7- De acordo com a Saundra, o último tipo de descanso é o descanso espiritual, que é a capacidade de se conectar além do físico e mental e sentir um profundo sentimento de pertencimento, amor, aceitação e propósito. Para receber isso, envolva-se em algo maior do que você e acrescente oração, meditação ou envolvimento comunitário à sua rotina diária.
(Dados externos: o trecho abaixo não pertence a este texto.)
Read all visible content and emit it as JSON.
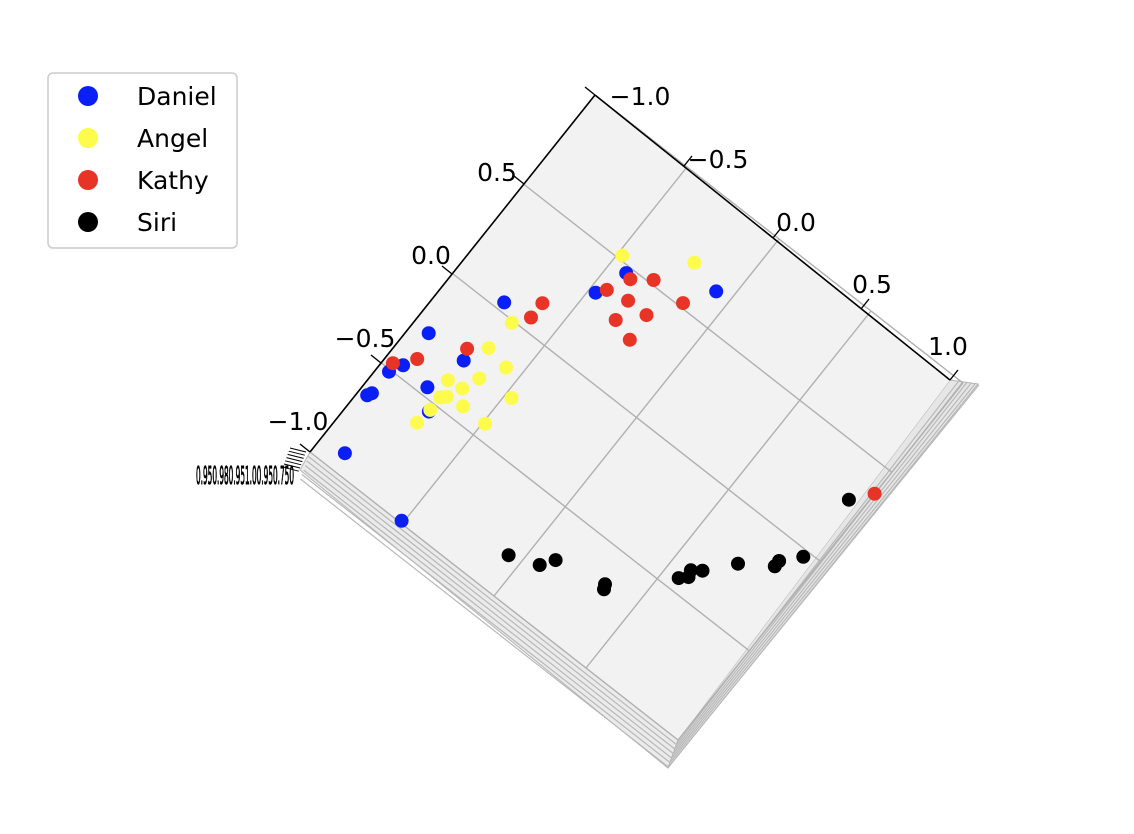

Esses descansos me lembraram bastante as necessidades pontuadas por Maslow em sua teoria e o trabalho inspirador da Jenny Odell em “how to do nothing” traduzido como “Resista, não faça nada: a batalha pela economia da atenção” pela editora latitude. E podem ser fontes de aprofundamento desse tema.

Falar/pensar em descanso pode ser também um privilégio e precisamos ter responsabilidade sobre tê-lo. Nesse sentido quero dizer que precisamos descansar bem, para termos forças e capacidades renovadas para seguir trabalhando para que mais pessoas o tenham também.

Bom descanso a todos vocês.

Raiana Lira. Mulher preta e nordestina. Gerente de programas nacionais, latinoamericanos e internacionais no Amani Institute. Consultora de negócios para gestão centrada na pessoa e impacto social positivo. Educadora e facilitadora de processos para que pessoas possam resolver problemas de maneira inovadora, através do desenvolvimento de habilidades e descobrimento de suas potências. Cientista e professora universitária por 12 anos. Desde 2015 no campo do empreendedorismo com propósito para construir um mundo com mais justiça social e ambiental. Nas horas vagas poeta e aprendiz de várias artes. Acredito na potência do sonho e da vontade de transformar!